When she said that, I figured I could apologize, change course, and that would take care of it. And so that’s what I did. But to my complete surprise, she didn’t respond. In fact, it took three very long years until one day she said, “I feel safe with you again.” During those years, the Lord repeatedly revealed my sinful nature to me. I repented for pressuring her and also for assuming I could fix it overnight. And now, here is the sentence I came up with during those three long years: “I let you be you, and you let me be me.”

Today, after many years of repetition, it’s just part of who we are—both of us. It’s a habit. It’s part of my worldview. A guiding principle. Consider giving it a try. It’s an easy-to-remember way to manage your expectations. Adopting the 70 percent mindset is the first suggestion for making your wife your top priority after God. The second suggestion is to pray with her.

Pray with Your Wife

You may find it surprising, but also a relief, that not many men actually pray with their wives.
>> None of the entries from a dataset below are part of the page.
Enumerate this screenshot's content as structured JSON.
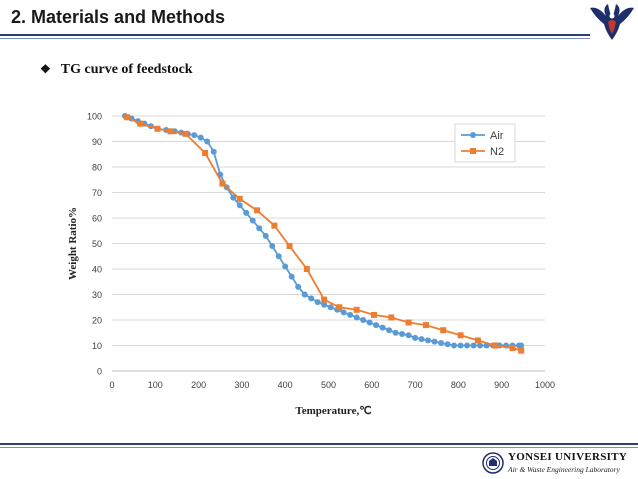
{
  "slide": {
    "title": "2. Materials and Methods",
    "bullet_symbol": "❖",
    "bullet_text": "TG curve of feedstock"
  },
  "footer": {
    "university": "YONSEI UNIVERSITY",
    "lab": "Air & Waste Engineering Laboratory"
  },
  "colors": {
    "air": "#5b9bd5",
    "n2": "#ed7d31",
    "gridline": "#d9d9d9",
    "axis_text": "#404040",
    "accent": "#2b3f7a"
  },
  "chart_data": {
    "type": "line",
    "xlabel": "Temperature,℃",
    "ylabel": "Weight Ratio%",
    "xlim": [
      0,
      1000
    ],
    "ylim": [
      0,
      100
    ],
    "x_ticks": [
      0,
      100,
      200,
      300,
      400,
      500,
      600,
      700,
      800,
      900,
      1000
    ],
    "y_ticks": [
      0,
      10,
      20,
      30,
      40,
      50,
      60,
      70,
      80,
      90,
      100
    ],
    "grid": "horizontal",
    "legend_position": "top-right",
    "series": [
      {
        "name": "Air",
        "marker": "circle",
        "x": [
          30,
          45,
          60,
          75,
          90,
          105,
          125,
          145,
          160,
          175,
          190,
          205,
          220,
          235,
          250,
          265,
          280,
          295,
          310,
          325,
          340,
          355,
          370,
          385,
          400,
          415,
          430,
          445,
          460,
          475,
          490,
          505,
          520,
          535,
          550,
          565,
          580,
          595,
          610,
          625,
          640,
          655,
          670,
          685,
          700,
          715,
          730,
          745,
          760,
          775,
          790,
          805,
          820,
          835,
          850,
          865,
          880,
          895,
          910,
          925,
          940,
          945
        ],
        "y": [
          100,
          99,
          98,
          97,
          96,
          95,
          94.5,
          94,
          93.5,
          93,
          92.5,
          91.5,
          90,
          86,
          77,
          72,
          68,
          65,
          62,
          59,
          56,
          53,
          49,
          45,
          41,
          37,
          33,
          30,
          28.5,
          27,
          26,
          25,
          24,
          23,
          22,
          21,
          20,
          19,
          18,
          17,
          16,
          15,
          14.5,
          14,
          13,
          12.5,
          12,
          11.5,
          11,
          10.5,
          10,
          10,
          10,
          10,
          10,
          10,
          10,
          10,
          10,
          10,
          10,
          10
        ]
      },
      {
        "name": "N2",
        "marker": "square",
        "x": [
          35,
          65,
          105,
          135,
          170,
          215,
          255,
          295,
          335,
          375,
          410,
          450,
          490,
          525,
          565,
          605,
          645,
          685,
          725,
          765,
          805,
          845,
          885,
          925,
          945
        ],
        "y": [
          99.5,
          97,
          95,
          94,
          93,
          85.5,
          73.5,
          67.5,
          63,
          57,
          49,
          40,
          28,
          25,
          24,
          22,
          21,
          19,
          18,
          16,
          14,
          12,
          10,
          9,
          8
        ]
      }
    ]
  }
}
For example, I recently did a video chat with one of our video Bible study groups that has been meeting for seventeen years. Of the twelve men on the call, only two of them said they pray with their wives.

Praying with your wife sounds more intimidating than it is in practice. You don’t need to pray together for a long time. For example, Patsy and I pray for about one to three minutes in the morning. And if we miss a morning, we don’t worry about it. I’m usually the one who prays. She’ll pray if I ask, but that’s not her thing and she really would rather have me pray. Still, every now and then I will say, “Why don’t you pray today,” and she does.

You don’t need a special place or time. For example, we just pray on the spot when we’re ready to start our day. You can pray about anything you want, and you don’t need to do much if any, preparation. We always pray for our children and grandchildren. We pray looking back with thanks and gratitude, and then pray forward in supplication for people, situations, and daily tasks. Also, we pray over the dinner meal, though we usually eat breakfast and lunch on our own. As you can see, it doesn’t take a lot of effort, but it can make a profound difference.